Forças para a retomada
Uma das principais dúvidas entre os economistas é de onde virá a força para a retomada da economia. O setor externo, que vinha sendo apontado como uma saída, já vê seu impacto positivo se dissipar diante da queda do dólar. Já o consumo das famílias — que acumula sete trimestres de queda, após mais de 11 anos de altas seguidas — se encontra restrito pelo desemprego e pela queda na renda, além do envidamento. Por outro lado, a incerteza ainda emperra os investimentos.

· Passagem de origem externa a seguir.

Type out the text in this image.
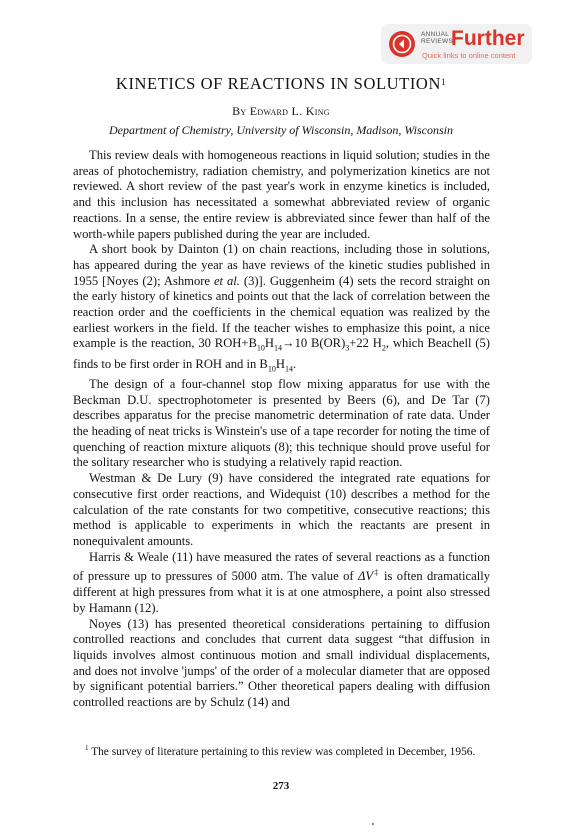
ANNUAL
REVIEWS
Further
Quick links to online content
KINETICS OF REACTIONS IN SOLUTION$^1$
By Edward L. King
Department of Chemistry, University of Wisconsin, Madison, Wisconsin

This review deals with homogeneous reactions in liquid solution; studies in the areas of photochemistry, radiation chemistry, and polymerization kinetics are not reviewed. A short review of the past year's work in enzyme kinetics is included, and this inclusion has necessitated a somewhat abbreviated review of organic reactions. In a sense, the entire review is abbreviated since fewer than half of the worth-while papers published during the year are included.

A short book by Dainton (1) on chain reactions, including those in solutions, has appeared during the year as have reviews of the kinetic studies published in 1955 [Noyes (2); Ashmore et al. (3)]. Guggenheim (4) sets the record straight on the early history of kinetics and points out that the lack of correlation between the reaction order and the coefficients in the chemical equation was realized by the earliest workers in the field. If the teacher wishes to emphasize this point, a nice example is the reaction, 30 $ROH+B_{10}H_{14}\to 10$ $B(OR)_3+22$ $H_2$, which Beachell (5) finds to be first order in ROH and in $B_{10}H_{14}$.

The design of a four-channel stop flow mixing apparatus for use with the Beckman D.U. spectrophotometer is presented by Beers (6), and De Tar (7) describes apparatus for the precise manometric determination of rate data. Under the heading of neat tricks is Winstein's use of a tape recorder for noting the time of quenching of reaction mixture aliquots (8); this technique should prove useful for the solitary researcher who is studying a relatively rapid reaction.

Westman & De Lury (9) have considered the integrated rate equations for consecutive first order reactions, and Widequist (10) describes a method for the calculation of the rate constants for two competitive, consecutive reactions; this method is applicable to experiments in which the reactants are present in nonequivalent amounts.

Harris & Weale (11) have measured the rates of several reactions as a function of pressure up to pressures of 5000 atm. The value of ΔV‡ is often dramatically different at high pressures from what it is at one atmosphere, a point also stressed by Hamann (12).

Noyes (13) has presented theoretical considerations pertaining to diffusion controlled reactions and concludes that current data suggest “that diffusion in liquids involves almost continuous motion and small individual displacements, and does not involve 'jumps' of the order of a molecular diameter that are opposed by significant potential barriers.” Other theoretical papers dealing with diffusion controlled reactions are by Schulz (14) and

$^1$ The survey of literature pertaining to this review was completed in December, 1956.
273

Gustavo Rangel, economista-chefe para América Latina da ING Global Markets, previa há algumas semanas um crescimento de 1,7% para o ano que vem. Hoje, sua estimativa é de 0,9%.
“A recuperação está bastante difícil, porque todo mundo está bastante endividado. Então, enquanto não houver alívio nesse endividamento, dificilmente haverá recuperação de investimento e consumo”, diz Rangel.
As projeções positivas para a economia em 2017 são ancoradas nas expectativas de corte de juros, desaceleração da inflação e bons desempenhos da agricultura e de alguns segmentos da indústria.
“As perspectivas para a colheita em 2017 são bastante favoráveis. A safra de produtos relevantes deve crescer dois dígitos, de acordo com projeções do IBGE e da Conab (Companhia Nacional de Abastecimento). Em 2016, houve muita quebra de safra, principalmente do milho. A agricultura sozinha representa só 5% do PIB, mas o agronegócio como um todo espera um cenário mais favorável no ano que vem”, comenta Margato.
Sergio Vale, da MB Associados, diz que o setor automobilístico também pode ajudar no resultado positivo no ano que vem:
“Se mantivermos a média diária de oito mil unidades por dia em 2017, o crescimento das vendas de automóveis e comerciais leves seria de 5%.